Findings from the index indicated a total of 29.5 million units being sold for the first half of the year. This is an increase of 4.8 per cent over the corresponding period of the previous year, and a 7.6 per cent increase over the second half of 2008.
The increasingly affordable 16:9 ratio units is the reason why the entry-level LCDs are popular, added the report. "Most countries across APEJ (Asia Pacific excluding Japan) were still under macroeconomic pressures in the first half of the year and that inhibited consumer and commercial spending," said Reuben Tan, senior manager of IDC Asia Pacific's personal systems group.
"Fortunately, the migration to 16:9 aspect ratio was swift, and demand has proven similarly strong, which has helped to provide some relief to the market. Despite the region still suffering from panel shortages, a 5.9 per cent growth over the first half of 2009, and a 14 per cent year-on-year growth is still expected for the second half of 2009."
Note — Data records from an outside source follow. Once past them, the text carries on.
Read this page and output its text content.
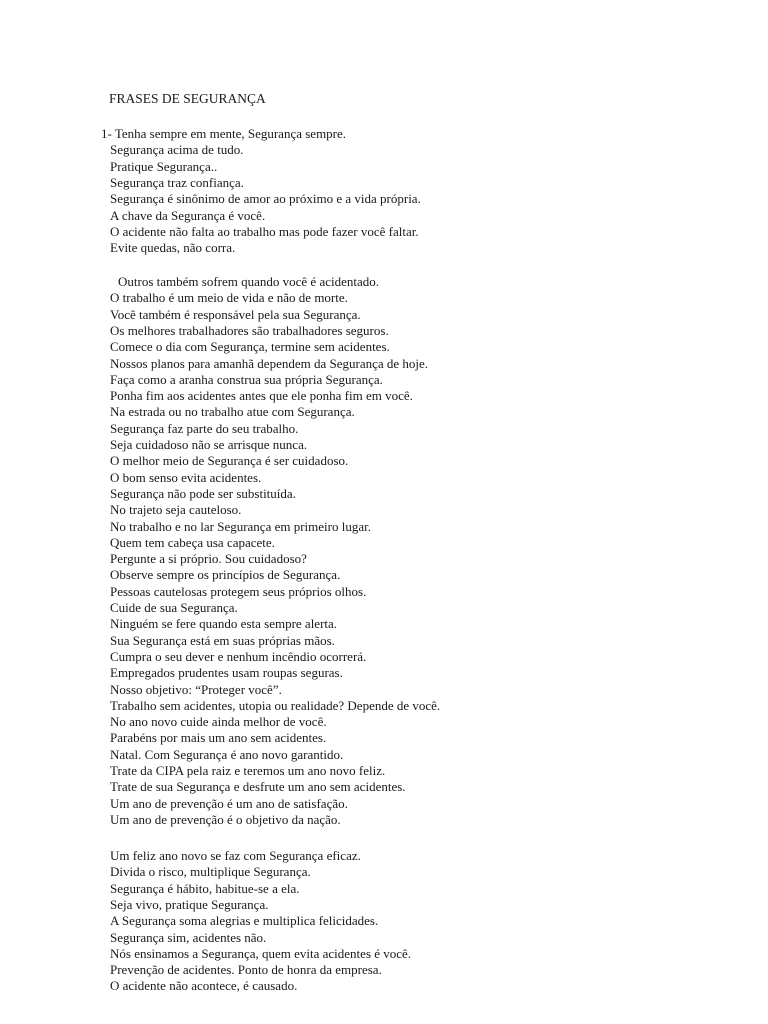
FRASES DE SEGURANÇA
1- Tenha sempre em mente, Segurança sempre.
Segurança acima de tudo.
Pratique Segurança..
Segurança traz confiança.
Segurança é sinônimo de amor ao próximo e a vida própria.
A chave da Segurança é você.
O acidente não falta ao trabalho mas pode fazer você faltar.
Evite quedas, não corra.
Outros também sofrem quando você é acidentado.
O trabalho é um meio de vida e não de morte.
Você também é responsável pela sua Segurança.
Os melhores trabalhadores são trabalhadores seguros.
Comece o dia com Segurança, termine sem acidentes.
Nossos planos para amanhã dependem da Segurança de hoje.
Faça como a aranha construa sua própria Segurança.
Ponha fim aos acidentes antes que ele ponha fim em você.
Na estrada ou no trabalho atue com Segurança.
Segurança faz parte do seu trabalho.
Seja cuidadoso não se arrisque nunca.
O melhor meio de Segurança é ser cuidadoso.
O bom senso evita acidentes.
Segurança não pode ser substituída.
No trajeto seja cauteloso.
No trabalho e no lar Segurança em primeiro lugar.
Quem tem cabeça usa capacete.
Pergunte a si próprio. Sou cuidadoso?
Observe sempre os princípios de Segurança.
Pessoas cautelosas protegem seus próprios olhos.
Cuide de sua Segurança.
Ninguém se fere quando esta sempre alerta.
Sua Segurança está em suas próprias mãos.
Cumpra o seu dever e nenhum incêndio ocorrerá.
Empregados prudentes usam roupas seguras.
Nosso objetivo: “Proteger você”.
Trabalho sem acidentes, utopia ou realidade? Depende de você.
No ano novo cuide ainda melhor de você.
Parabéns por mais um ano sem acidentes.
Natal. Com Segurança é ano novo garantido.
Trate da CIPA pela raiz e teremos um ano novo feliz.
Trate de sua Segurança e desfrute um ano sem acidentes.
Um ano de prevenção é um ano de satisfação.
Um ano de prevenção é o objetivo da nação.
Um feliz ano novo se faz com Segurança eficaz.
Divida o risco, multiplique Segurança.
Segurança é hábito, habitue-se a ela.
Seja vivo, pratique Segurança.
A Segurança soma alegrias e multiplica felicidades.
Segurança sim, acidentes não.
Nós ensinamos a Segurança, quem evita acidentes é você.
Prevenção de acidentes. Ponto de honra da empresa.
O acidente não acontece, é causado.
The top six vendors for the period were Samsung, Lenovo, AOC, LG, HP, and Acer, according to the report. They captured around 62.2 per cent of overall PC monitor sales, a marginal increase from 61.0 per cent in the second half of 2008.
According to IDC's latest five-year forecast, the 18.5 inch (47 cm) is expected to be the mainstream size for India, Thailand, Indonesia, Vietnam, Philippines, Malaysia, Hong Kong, Singapore and New Zealand until 2013, while 21.5 inch (55 cm)will be the mainstream size in markets such as China, Australia and Taiwan.
"Differentiation continues to be the key for monitor vendors to remain competitive," added Tan. "Product innovation such as 3D-enabled monitors, LED backlights, and network-enablement will help stimulate interest for upgrades. Moreover, the introduction of Windows 7 is also expected to accelerate touch-enabled monitors moving forward."